La lettera e le proposte di Atlantia

In precedenza Atlantia ha inviato una proposta a Palazzo Chigi con l'offerta al Governo per risolvere la questione Autostrade. La proposta dovrebbe prevedere una cifra compresa tra i 2,9 e i 3,4 miliardi per i risarcimenti. A questi si aggiungerebbero altri 7 miliardi per manutenzioni e 13,2 miliardi destinati agli investimenti, con una riduzione della quota dei Benetton del 50%, forse diluendosi in un aumento di capitale. 

7 mila lavoratori e 17 mila risparmiatori

Aspi chiede al governo di ricordarsi che in Aspi vi lavorano 7 mila persone e che i risparmiatori italiani che vi hanno investito, sono 17 mila e tutti piccoli.
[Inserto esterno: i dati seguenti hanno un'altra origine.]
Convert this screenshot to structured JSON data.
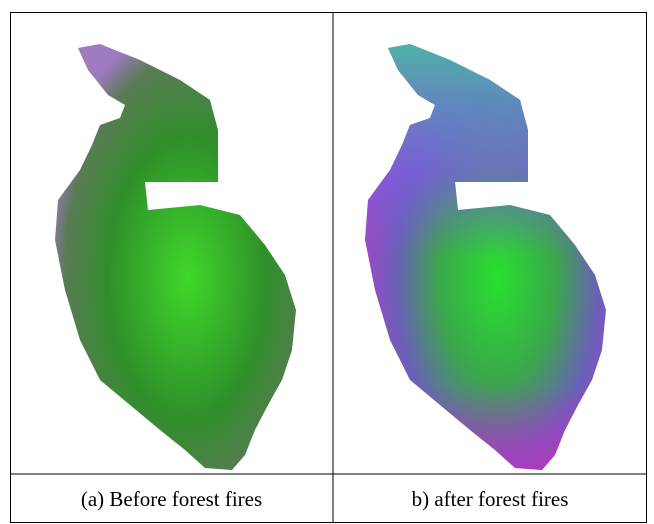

E di ricordarsi anche dei creditori commerciali e dei fornitori di Aspi.

“Autostrade per l'Italia auspica dunque che le decisioni che verranno assunte siano basate solo ed esclusivamente su aspetti di tipo giuridico, tecnico, sociale ed economico e tengano conto del patrimonio industriale unico rappresentato dalla società e degli interessi dei suoi 7.000 lavoratori, dei 17.000 piccoli risparmiatori - che detengono una quota del debito - e delle migliaia di creditori commerciali e fornitori, che rappresentano una quota assolutamente rilevante del comparto produttivo del Paese”.